I have created a Conv1D time series used to forecast weekly demand (my inputs are separated by 7 days). I am now trying to predict the next four weeks of demand. Below is my preprocessing function to achieve the 12 step array:
def df_to_X_y(df, window_size):
avg = df.mean()
df_as_np = df.to_numpy()
X = []
y = []
for i in range(len(df_as_np)-window_size):
row = [[a] for a in df_as_np[i:i+window_size]]
X.append(row)
label = df_as_np[i+window_size]
y.append(label)
return np.array(X), np.array(y)
I then created a function to iterate thru each dataset and form a prediction for each set:
def conv1D_Time_Series():
test_data = []
tndates = []
ttdates = []
for i in itemList:
train_dates, test_dates = train_test_split(i['WeekDate'], test_size = 0.2, random_state = 25)

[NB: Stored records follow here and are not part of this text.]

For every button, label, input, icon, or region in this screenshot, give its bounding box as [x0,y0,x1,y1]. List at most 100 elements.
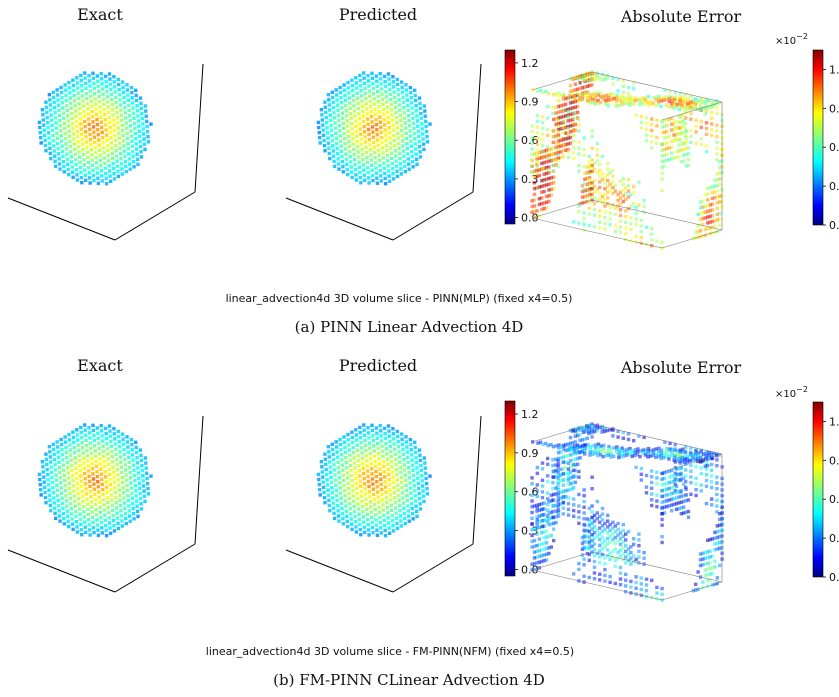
scatter-point [70,463,74,468]
scatter-point [374,171,379,175]
scatter-point [401,144,405,148]
scatter-point [144,461,148,465]
scatter-point [418,155,423,159]
scatter-point [556,141,560,146]
scatter-point [679,494,683,499]
scatter-point [59,129,63,133]
colorbar-tick-label: 1.2 [521,408,539,421]
scatter-point [115,511,119,515]
scatter-point [595,153,599,157]
scatter-point [116,121,120,125]
scatter-point [618,531,623,535]
scatter-point [595,188,599,192]
scatter-point [128,471,132,475]
scatter-point [540,202,544,206]
scatter-point [621,176,625,181]
scatter-point [113,138,117,143]
scatter-point [603,544,607,549]
scatter-point [710,537,715,541]
scatter-point [682,142,686,146]
scatter-point [549,181,553,186]
scatter-point [56,141,60,146]
scatter-point [380,487,384,492]
scatter-point [395,429,399,434]
scatter-point [141,132,146,136]
scatter-point [89,500,93,504]
scatter-point [90,158,94,162]
scatter-point [392,437,396,441]
scatter-point [322,490,326,495]
scatter-point [80,137,84,141]
scatter-point [136,119,141,123]
scatter-point [583,85,587,89]
scatter-point [60,491,64,495]
scatter-point [616,429,620,434]
scatter-point [378,472,382,476]
scatter-point [593,97,598,101]
scatter-point [678,102,682,106]
scatter-point [591,444,595,448]
scatter-point [137,476,141,480]
scatter-point [49,108,53,112]
scatter-point [404,483,408,488]
scatter-point [89,495,93,499]
scatter-point [81,505,86,509]
scatter-point [124,468,128,472]
scatter-point [107,462,111,466]
scatter-point [585,517,589,521]
scatter-point [96,84,100,88]
scatter-point [378,467,382,471]
scatter-point [105,95,110,99]
scatter-point [79,436,84,440]
scatter-point [583,452,587,456]
scatter-point [535,506,539,510]
scatter-point [393,457,398,462]
scatter-point [641,448,645,452]
scatter-point [382,166,386,170]
scatter-point [128,514,132,518]
scatter-point [64,98,69,103]
scatter-point [374,74,378,78]
scatter-point [76,492,80,496]
scatter-point [50,475,54,480]
scatter-point [98,505,102,509]
scatter-point [428,122,432,126]
scatter-point [556,99,561,103]
scatter-point [368,143,372,147]
panel-title-exact: Exact [77,356,123,375]
scatter-point [694,482,698,486]
scatter-point [585,534,589,538]
scatter-point [530,516,534,520]
scatter-point [100,82,104,86]
scatter-point [52,501,56,505]
scatter-point [361,114,365,119]
scatter-point [372,145,376,150]
scatter-point [56,498,60,503]
scatter-point [568,101,573,105]
scatter-point [715,524,719,528]
scatter-point [327,455,331,459]
scatter-point [535,131,539,135]
scatter-point [353,162,357,167]
scatter-point [321,485,326,489]
scatter-point [718,194,722,198]
scatter-point [704,478,709,483]
scatter-point [535,483,539,487]
scatter-point [127,504,131,508]
scatter-point [100,130,104,135]
scatter-point [397,450,401,454]
scatter-point [561,489,565,493]
scatter-point [674,478,679,483]
scatter-point [100,429,104,433]
scatter-point [138,496,143,501]
scatter-point [609,452,613,456]
scatter-point [362,477,366,481]
scatter-point [77,458,82,463]
scatter-point [417,491,421,496]
scatter-point [377,510,382,515]
colorbar-main: 0.00.30.60.91.2 [504,400,539,577]
scatter-point [382,74,387,79]
scatter-point [372,102,377,106]
scatter-point [379,125,383,129]
scatter-point [715,206,719,211]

tndates.append(train_dates)
ttdates.append(test_dates)
for i in itemList:
training_data, testing_data = train_test_split(i['WeightOrdered'], test_size =0.3, random_state = 25)
WINDOW_SIZE = 12
X_train, y_train = df_to_X_y(training_data, WINDOW_SIZE)
X_test, y_test = df_to_X_y(testing_data, WINDOW_SIZE)
X_train.shape, y_train.shape, X_test.shape, y_test.shape
modelx = Sequential()
modelx.add(InputLayer((WINDOW_SIZE,1)))
modelx.add(Conv1D(64, kernel_size = 2, padding = 'same'))
modelx.add(Flatten())
modelx.add(Dense(8, 'relu'))
modelx.add(Dense(1, 'linear'))
cpx = ModelCheckpoint('modelx/', save_best_only = True)
modelx.compile(loss = MeanSquaredError(), optimizer = Adam(learning_rate = 0.0001), metrics = [RootMeanSquaredError()])
modelx.fit(X_train, y_train, epochs = 500, callbacks = [cpx])
X_FUTURE = 4
pred = np.array([])
last = X_test[-12:][0]
for i in range(X_FUTURE):
curr_prediction = modelx.predict(np.array([last])).flatten()
print(curr_prediction)
last = np.concatenate([last[1:], curr_prediction[0]]).flatten()
pred = np.concatenate([pred, curr_prediction[0]])
pred = scaler.iverse_transform([pred])[0]
return pred
The last for-loop block is my attempt at creating this new array of predictions to base further predictions from, yet I am receiving a Value error :
ValueError: all the input arrays must have same number of dimensions, but the array
at index 0 has 2 dimension(s) and the array at index 1 has 0 dimension(s)
Since my window size is 12, ideally I would like to use the last 12 to predict the first unknown, then 11+prediction to get the 2nd unknown, 10+prediction+prediction to get the 3rd unknown, and so on.